LAUSR

We present a new high‐order accurate computational fluid dynamics model based on the incompressible Navier–Stokes equations with a free surface for the accurate simulation of non‐linear and dispersive water waves in the time domain. The spatial discretization is based on Chebyshev polynomials in the vertical direction and a Fourier basis in the horizontal direction, allowing for the use of the fast Chebyshev and Fourier transforms for the efficient computation of spatial derivatives. The temporal discretization is done through a generalized low‐storage explicit fourth‐order Runge–Kutta, and for the scheme to conserve mass and achieve high‐order accuracy, a velocity‐pressure coupling needs to be satisfied at all Runge–Kutta stages. This results in the emergence of a Poisson pressure problem that constitutes a geometric conservation law for mass conservation.
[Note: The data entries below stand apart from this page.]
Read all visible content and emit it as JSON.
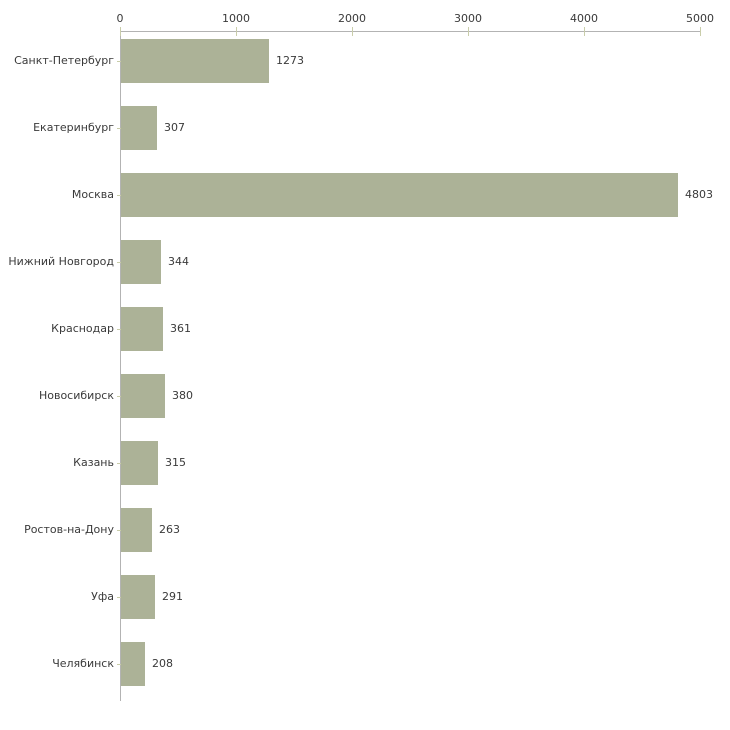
{
  "chart_data": {
    "type": "bar",
    "orientation": "horizontal",
    "title": "",
    "xlabel": "",
    "ylabel": "",
    "categories": [
      "Санкт-Петербург",
      "Екатеринбург",
      "Москва",
      "Нижний Новгород",
      "Краснодар",
      "Новосибирск",
      "Казань",
      "Ростов-на-Дону",
      "Уфа",
      "Челябинск"
    ],
    "values": [
      1273,
      307,
      4803,
      344,
      361,
      380,
      315,
      263,
      291,
      208
    ],
    "value_labels": [
      "1273",
      "307",
      "4803",
      "344",
      "361",
      "380",
      "315",
      "263",
      "291",
      "208"
    ],
    "xticks": [
      0,
      1000,
      2000,
      3000,
      4000,
      5000
    ],
    "xtick_labels": [
      "0",
      "1000",
      "2000",
      "3000",
      "4000",
      "5000"
    ],
    "xlim": [
      0,
      5000
    ],
    "grid": false,
    "legend": null,
    "axis_position": "top",
    "colors": {
      "bar": "#acb297",
      "axis_line": "#b3b3b3",
      "tick_mark": "#c9cdaa",
      "text": "#3a3a3a",
      "background": "#ffffff"
    }
  }
}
The occurring Poisson problem is proposed to be solved efficiently via an accelerated iterative solver based on a geometric p$$ p $$ ‐multigrid scheme, which takes advantage of the high‐order polynomial basis in the spatial discretization and hence distinguishes itself from conventional low‐order numerical schemes. We present numerical experiments for validation of the scheme in the context of numerical wave tanks demonstrating that the p$$ p $$ ‐multigrid accelerated numerical scheme can effectively solve the Poisson problem that constitute the computational bottleneck, that the model can achieve the desired spectral convergence, and is capable of simulating wave‐propagation over non‐flat bottoms with excellent agreement in comparison to experimental results.